Drucker v. Mige Associates II

225 A.D.2d 427 | N.Y. App. Div. | 1996

*428A partner has a fiduciary obligation to the other partners (Birnbaum v Birnbaum, 73 NY2d 461, 465). As the Court of Appeals stated therein, "it is elemental that a fiduciary owes a duty of undivided and undiluted loyalty to those whose interests the fiduciary is to protect (e.g., Meinhard v Salmon [249 NY], supra, at 463-464; Matter of Rothko, 43 NY2d 305, 319). This is a sensitive and 'inflexible’ rule of fidelity, barring not only blatant self-dealing, but also requiring avoidance of situations in which a fiduciary’s personal interest possibly conflicts with the interest of those owed a fiduciary duty” (supra, at 466). The fiduciary is, therefore, mandated to "singlemindedly pursue the interests of those to whom a duty of loyalty is owed” (Birnbaum v Birnbaum, supra, at 466).

Here, the preponderance of the credible evidence more than amply supports the trial court’s determination that defendant Jon C. Meadow breached his fiduciary responsibility to the general and limited partners of Mige Associates II. Meadow effectively derailed the profitable conversion of the partnership’s building into a cooperative apartment through his unwarranted demands that, if met, would have resulted in him receiving an amount of money in excess of what the other general partners were going to obtain and would have reduced the amount that was left over for the limited partners. Meadow’s conduct was neither economically nor otherwise justified and can only fairly be viewed as an attempt to use the voting provisions of the partnership agreement for personal gain in contravention of the fundamental implied covenant of good faith and fair dealing governing the partners’ fiduciary obligations to one another, and as a threat of irreparable harm to his own as well as plaintiffs’ partnership interests (Wilf v Halpern, 194 AD2d 508, lv dismissed 82 NY2d 846).

Notwithstanding Meadow’s breach of his fiduciary duty, the trial court properly refused to award any damages to plaintiffs on the ground that they did not adequately prove the extent of their financial injury.
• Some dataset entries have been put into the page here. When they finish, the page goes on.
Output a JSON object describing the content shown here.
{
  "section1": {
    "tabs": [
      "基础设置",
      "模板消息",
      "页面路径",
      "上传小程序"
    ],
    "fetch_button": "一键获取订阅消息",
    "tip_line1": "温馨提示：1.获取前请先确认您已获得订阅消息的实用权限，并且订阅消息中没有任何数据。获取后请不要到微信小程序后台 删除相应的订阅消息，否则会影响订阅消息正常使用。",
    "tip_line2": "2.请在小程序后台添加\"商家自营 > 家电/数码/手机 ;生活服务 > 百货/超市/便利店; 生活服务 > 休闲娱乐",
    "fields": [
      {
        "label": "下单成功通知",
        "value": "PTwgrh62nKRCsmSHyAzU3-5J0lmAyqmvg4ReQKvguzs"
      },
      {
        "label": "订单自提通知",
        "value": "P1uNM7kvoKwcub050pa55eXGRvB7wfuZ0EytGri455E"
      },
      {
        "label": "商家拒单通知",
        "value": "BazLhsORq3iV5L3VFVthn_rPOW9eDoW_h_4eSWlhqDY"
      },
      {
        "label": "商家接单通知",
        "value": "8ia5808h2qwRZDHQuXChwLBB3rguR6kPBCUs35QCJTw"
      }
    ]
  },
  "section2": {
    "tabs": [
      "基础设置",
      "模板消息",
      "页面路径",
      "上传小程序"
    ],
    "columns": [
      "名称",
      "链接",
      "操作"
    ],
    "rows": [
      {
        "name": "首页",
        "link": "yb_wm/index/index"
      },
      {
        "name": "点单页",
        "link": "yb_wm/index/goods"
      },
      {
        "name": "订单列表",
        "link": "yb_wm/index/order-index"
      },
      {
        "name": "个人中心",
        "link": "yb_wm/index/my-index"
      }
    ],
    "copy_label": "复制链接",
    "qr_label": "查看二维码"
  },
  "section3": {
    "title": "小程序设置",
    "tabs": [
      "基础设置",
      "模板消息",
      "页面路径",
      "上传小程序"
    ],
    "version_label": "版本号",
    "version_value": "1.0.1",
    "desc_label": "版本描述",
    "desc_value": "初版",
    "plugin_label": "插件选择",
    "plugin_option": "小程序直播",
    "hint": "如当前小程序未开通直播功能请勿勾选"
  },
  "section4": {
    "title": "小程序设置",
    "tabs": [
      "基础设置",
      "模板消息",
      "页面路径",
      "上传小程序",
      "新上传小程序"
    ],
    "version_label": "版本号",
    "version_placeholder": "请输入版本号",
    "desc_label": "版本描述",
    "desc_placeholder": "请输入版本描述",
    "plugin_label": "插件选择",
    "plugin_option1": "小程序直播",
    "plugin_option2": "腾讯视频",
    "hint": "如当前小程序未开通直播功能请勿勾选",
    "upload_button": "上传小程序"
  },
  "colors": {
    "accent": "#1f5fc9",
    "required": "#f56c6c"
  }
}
While we recognize that the loss of future profits is often incapable of determination with mathematical precision, here plaintiffs failed to sufficiently establish at trial that the partnership would have netted, as claimed, between $2.5 and $3.35 million. The proof at trial was devoid of the kind of expert financial testimony or other evidence that would *429permit us to say that such an award was "based upon known reliable factors without undue speculation” (Ashland Mgt. v Janien, 82 NY2d 395, 403; see also, Hirschfeld v IC Sec., 132 AD2d 332, 336, lv dismissed 72 NY2d 841; Cristallina S. A. v Christie, Manson & Woods Intl., 117 AD2d 284, 295).

We agree with plaintiffs, however, that Meadow should not have been awarded any management fees and insurance commissions. The record makes clear that Meadow was completely uninvolved in Mige and his purported exposure, as a general partner, to the partnership’s legal liabilities, as well as the arrangement made between the original partners, is an insufficient basis upon which to make this award given the circumstances of his conduct that resulted in the partnership being forced to forgo its efforts to convert the building to cooperative ownership.

Finally, the continuation of this partnership as currently constituted is untenable. When, as here, a partner’s breach of his fiduciary responsibility has rendered the partnership an entity that is no longer viable, a court may take remedial action such as discharging a partner or liquidating the partnership (see, e.g., Weckstein v Breitbart, 154 AD2d 305; May v Flowers, 106 AD2d 873, lv dismissed 65 NY2d 637; Miltland Raleigh-Durham v Myers, 807 F Supp 1025 [SD NY]; Curley v Brignoli Curley & Roberts Assocs., 746 F Supp 1208 [SD NY], affd 915 F2d 81, cert denied 499 US 955). Although, as already stated, we agree with the trial court that the amount of financial harm caused to the partnership by Meadow was not sufficiently proved at trial, it should be emphasized that the record here overwhelmingly supports a finding that the partnership was forced, due to his conduct, to abandon a conversion of its primary asset to cooperative ownership at a time when it might have netted substantial profits. Furthermore, the acrimony among the partners is, in our view, due to Meadow’s unjustifiable intransigence which can only be explained by a desire to maximize his personal gain in complete derogation of his fiduciary responsibilities to his general and limited partners. Accordingly, while the court ordered removal of a partner or judicial dissolution of a partnership are rarely invoked remedies, the totality of the circumstances lead us to conclude that the interests of the partnership would be best served by Meadow’s removal as a general partner and that the equities here dictate that such removal be without past, present and future compensation.

We have considered the contentions raised in Meadow’s cross appeal and find them to be without merit. Concur — Eller in, J. P., Rubin, Kupferman, Williams and Mazzarelli, JJ.